Please see individual headings for instructions for a specific task.

Public Datasets Phase 1: Evaluating System Submissions

All submitted files should follow the instructions provided under the contributing inputs page. The contributors will have a preparation checklist for each contribution. The main aim of reviewing is ensuring that this checklist has been appropriately completed.

Below are a series of things you should consider when reviewing new pull requests:

1. How the data is organized

The directory structure and file names should match those given in the templates directory.

2. Contents of PREPARATION_DETAILS.md

A PREPARATION_DETAILS.md file should have been created for each system. This file should outline how the the systems were prepared.

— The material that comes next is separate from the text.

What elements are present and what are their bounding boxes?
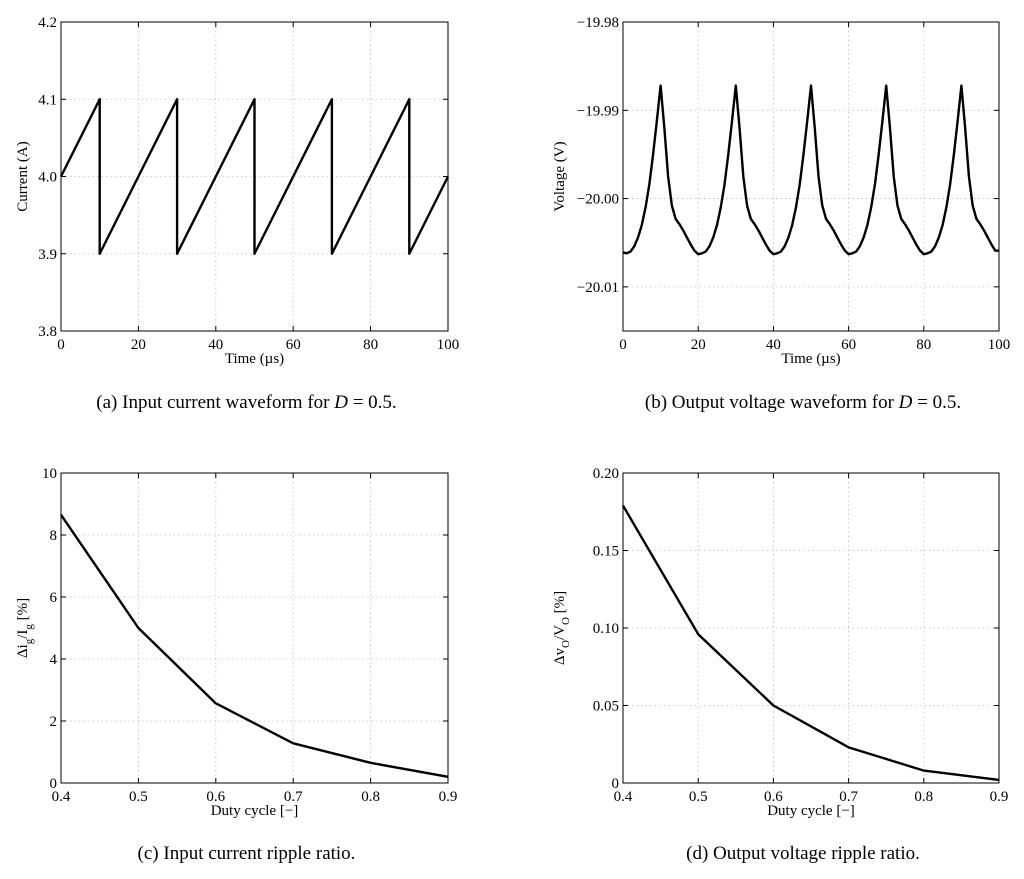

Note that this is what we will use to generate the methods information of the paper . There should be sufficient detail so that you could reproduce the work done should it be necessary.

You should consider:

Do the contents of the file make sense?
Are there version numbers for any tools employed?
Is there a need to justfify any decisions (i.e. if a choice was made to change the inputs from those provided by Schrodinger, in a different manner to what we ask in the preparation instructions, this needs to be explained).
Do the details provided differ from what was done to the files?

3. Checking the ligands

A ligands.sdf file should have been created for each system which contains only one ligand state.

To verify this, you can use the ligand prep checking script.

Please note that this script is not infallible, you should have a quick look through the file for the following:

Are there any entries with the same ligand name but additional modifiers (e.g. neu or chg or R)?
If you load the file into pymol with the protein, do the ligands sit in the binding site?

4. Checking the protein

A protein.pdb file should have been created for each system.

You should check that the PDB has been prepped according to the instructions. To help you with this, you can use the protein prep checking script <https://github.com/OpenFreeEnergy/IndustryBenchmarks2024/blob/reviewers-guide/industry_benchmarks/utils/maint/check_protein_prep.py>_.

This script will help you do the following:

Check that the number of atoms in each residue (excluding the termini) does not change (i.e. protonation states have not changed).
Check that the positions of protein atoms have not changed significantly.
Check that the number of non-protein atoms match (note this could be ok if cofactors were removed from the file or caps were renamed from UNK).
Check for any disulfide bridges and, if there are, make sure that the cysteine SG atoms do not have a hydrogen bound (ideally with a CONECT record for the SG-SG bond).

You should also manually check the following:

That the termini are capped / uncapped based on how Schrodinger handled the original PDB files. If the termini are in different capping states then the contributor should have a scientific reason why.
Any cofactors were removed to a separate cofactors.sdf file and has appropriate bond order / protonation states.
Crystallographic waters and metals were kept. * Note: you should check if counterions (e.g. Na+ / Cl-) were retained. If they were not, then their removal should be justified (i.e. far from the binding site).
Any glycosylation sites have been reverted to normal AAs (with the sugars removed).
Any PTMs have been reverted to their canonical AA counterparts.

5. Ensuring the MD validation script runs

Whilst each contributor should have run the validation script, it is worth double checking that things still run, so please do run the script on all files provided before merging.